Tyler LaRiviere/Sun-Times

Before the main event, a manager welcomes us, notes films coming to the theater (“Idiocracy,” ahem) and asks that we leave our seats down when we exit the theater so staffers know where to do concentrated cleaning before the next showing.

I settle into my seat and gaze at the magnificent design of this 90-year-old palace, home to so many memories for me, including some name-drop moments, e.g., standing backstage with a hyper, pre-comeback Robert Downey Jr., in the early 2000s before we took the stage for a Q&A, having a beer just last summer with Jim Gaffigan in the outdoor garden after a screening and discussion of his great dramatic turn in “American Dreamer,” not to mention the half-dozen or so times I’ve attended an audience-participation holiday screening of “It’s a Wonderful Life.”

The house lights dim and the movie begins. For nearly three hours, we’re immersed in the onscreen adventure. We’re quiet and spaced far apart from one another, yet it’s a collective viewing experience, one that cannot be duplicated at home.

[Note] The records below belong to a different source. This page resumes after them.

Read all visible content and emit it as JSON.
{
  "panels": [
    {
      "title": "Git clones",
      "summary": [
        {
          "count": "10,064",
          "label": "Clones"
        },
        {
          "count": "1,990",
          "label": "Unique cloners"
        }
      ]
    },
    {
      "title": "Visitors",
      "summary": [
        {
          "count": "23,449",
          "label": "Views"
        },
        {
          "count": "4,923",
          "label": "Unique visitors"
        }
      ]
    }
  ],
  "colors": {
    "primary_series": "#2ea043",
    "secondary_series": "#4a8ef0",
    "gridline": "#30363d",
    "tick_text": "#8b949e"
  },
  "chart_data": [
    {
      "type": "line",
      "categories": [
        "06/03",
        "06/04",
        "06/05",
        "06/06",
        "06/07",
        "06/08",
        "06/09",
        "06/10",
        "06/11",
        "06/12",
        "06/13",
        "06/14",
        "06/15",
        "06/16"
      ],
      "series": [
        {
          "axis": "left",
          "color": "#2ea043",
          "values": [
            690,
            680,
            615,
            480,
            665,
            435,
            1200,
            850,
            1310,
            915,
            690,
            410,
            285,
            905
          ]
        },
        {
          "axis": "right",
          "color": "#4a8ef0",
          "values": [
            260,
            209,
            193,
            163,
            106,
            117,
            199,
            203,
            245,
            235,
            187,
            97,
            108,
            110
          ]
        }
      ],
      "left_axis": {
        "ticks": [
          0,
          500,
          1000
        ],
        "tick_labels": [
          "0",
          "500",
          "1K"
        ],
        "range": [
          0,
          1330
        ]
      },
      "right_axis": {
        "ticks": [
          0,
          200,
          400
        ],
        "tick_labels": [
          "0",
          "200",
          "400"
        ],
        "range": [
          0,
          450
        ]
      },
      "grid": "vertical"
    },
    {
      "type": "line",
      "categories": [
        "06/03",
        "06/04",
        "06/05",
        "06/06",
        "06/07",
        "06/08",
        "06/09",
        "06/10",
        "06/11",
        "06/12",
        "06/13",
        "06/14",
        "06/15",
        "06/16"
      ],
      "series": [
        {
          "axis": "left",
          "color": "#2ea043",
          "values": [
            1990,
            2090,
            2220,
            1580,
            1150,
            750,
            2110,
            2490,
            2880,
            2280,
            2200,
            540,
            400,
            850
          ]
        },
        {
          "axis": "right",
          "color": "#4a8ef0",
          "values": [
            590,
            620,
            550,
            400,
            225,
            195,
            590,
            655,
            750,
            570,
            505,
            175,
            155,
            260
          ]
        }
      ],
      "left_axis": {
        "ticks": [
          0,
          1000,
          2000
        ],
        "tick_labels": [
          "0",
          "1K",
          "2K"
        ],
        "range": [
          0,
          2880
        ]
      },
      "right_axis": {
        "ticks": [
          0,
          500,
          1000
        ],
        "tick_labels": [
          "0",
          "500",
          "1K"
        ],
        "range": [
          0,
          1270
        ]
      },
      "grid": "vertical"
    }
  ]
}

“Interstellar” is a complex and sometimes dizzying film that embraces science but also indulges in mind-bending science fiction. It’s also shamelessly romantic at times, most notably when Anne Hathaway’s Brand admits to her fellow space explorer Cooper that yes, she wants their ship to chart a particular course because it would lead them to an astronaut she’s in love with, who embarked on an exploratory mission some 10 years earlier. Coop says they have to listen to the science when making such a huge decision. Brand responds:

“The tiniest possibility of seeing [him] excites me. That doesn’t mean I’m wrong. Love isn’t something we invented, it’s observable, it’s powerful. It has to mean something. … I’m drawn across the universe to someone I haven’t seen in a decade who I know is probably dead. Love is the one thing we’re capable of perceiving that transcends dimensions of time and space. Maybe we should trust that even if we can’t understand it.”

Call that corny if you will, but I kinda loved that speech. We DO have to listen to the science — it’s a matter of life and death — but as we’re fighting an invisible enemy, there’s room believing in other things we can’t see. Things like love. Maybe a little bit more now than ever.